When helping to organize a client's house, we often come across old medicines. What to do with them? The old answer used to be to flush them down the toilet or simply put them in the trash.
Please don't do either of these things!
These chemicals are finding their way into our water sources and then of course into our bodies. Municipal filtration systems do not keep them out. The result, of course is that we all have traces of drugs (ones not prescribed for us) in our systems. This means that even nursing mothers are passing this stuff onto their precious babies. It certainly gives a new meaning to the phrase "Prozac Nation!" Let's keep our children and ourselves safe and dispose of old medications properly.
In my neck of the woods, local pharmacies are participating in a pilot program collecting old pills. I've listed these in this blog, but if you don't live in Sonoma County, California, please contact your local Waste Management agency or your local pharmacy and ask about what's available for you. If there is nothing---please start bugging your local government to start doing something!
(Be sure to remove labels before you recycle the bottles.
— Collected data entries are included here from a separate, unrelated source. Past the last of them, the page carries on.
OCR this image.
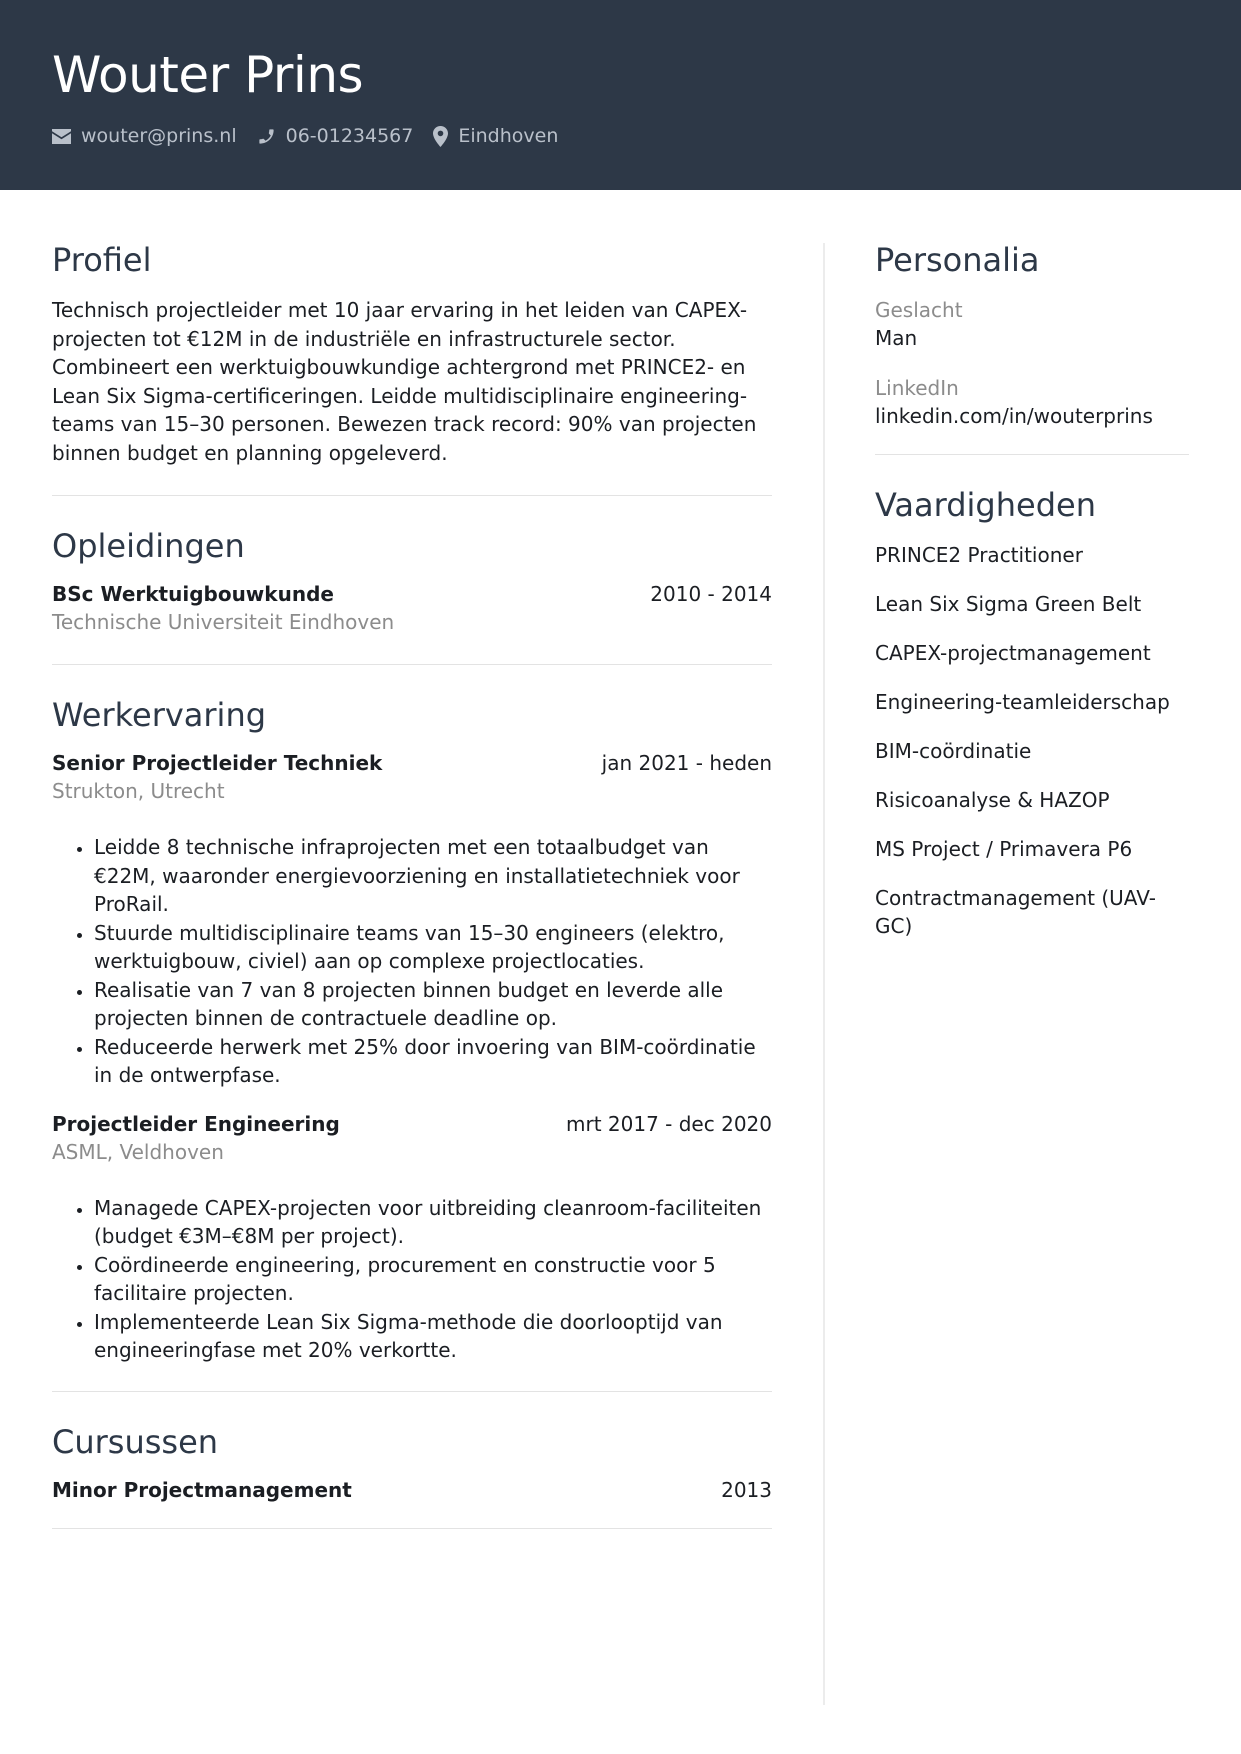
Wouter Prins
wouter@prins.nl	06-01234567 Eindhoven
Profiel

Technisch projectleider met 10 jaar ervaring in het leiden van CAPEX-projecten tot €12M in de industriële en infrastructurele sector. Combineert een werktuigbouwkundige achtergrond met PRINCE2- en Lean Six Sigma-certificeringen. Leidde multidisciplinaire engineering-teams van 15–30 personen. Bewezen track record: 90% van projecten binnen budget en planning opgeleverd.

Opleidingen
BSc Werktuigbouwkunde	2010 - 2014
Technische Universiteit Eindhoven
Werkervaring
Senior Projectleider Techniek	jan 2021 - heden
Strukton, Utrecht
• Leidde 8 technische infraprojecten met een totaalbudget van €22M, waaronder energievoorziening en installatietechniek voor ProRail.
• Stuurde multidisciplinaire teams van 15–30 engineers (elektro, werktuigbouw, civiel) aan op complexe projectlocaties.
• Realisatie van 7 van 8 projecten binnen budget en leverde alle projecten binnen de contractuele deadline op.
• Reduceerde herwerk met 25% door invoering van BIM-coördinatie in de ontwerpfase.
Projectleider Engineering	mrt 2017 - dec 2020
ASML, Veldhoven
• Managede CAPEX-projecten voor uitbreiding cleanroom-faciliteiten (budget €3M–€8M per project).
• Coördineerde engineering, procurement en constructie voor 5 facilitaire projecten.
• Implementeerde Lean Six Sigma-methode die doorlooptijd van engineeringfase met 20% verkortte.
Cursussen
Minor Projectmanagement	2013
Personalia
Geslacht
Man
LinkedIn
linkedin.com/in/wouterprins
Vaardigheden
PRINCE2 Practitioner
Lean Six Sigma Green Belt
CAPEX-projectmanagement
Engineering-teamleiderschap
BIM-coördinatie
Risicoanalyse & HAZOP
MS Project / Primavera P6
Contractmanagement (UAV-GC)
This will help protect your identity and medical information.)
Santa Rosa:
Creekside Rx
Dollar Drug
Longs-4th St., Mendocino and Stony Point
The Medicine Shoppe
Rite-Aid-Farmers Lane
Tuttle's Hoen and Doyle Park Rx's
Walgreen's --All Santa Rosa Stores
Sebastopol:
Safeway
Longs
Rohnert Park:
Longs on Commerce
Costco
Cotati:
Walgreens-Old Redwood Highway
Program guidelines:
- No lotions or creams.
- Some pharmacies recycle the bottles with labels removed. Others ask you to take them home and recycle them.
- This is a pilot program running from February thru July.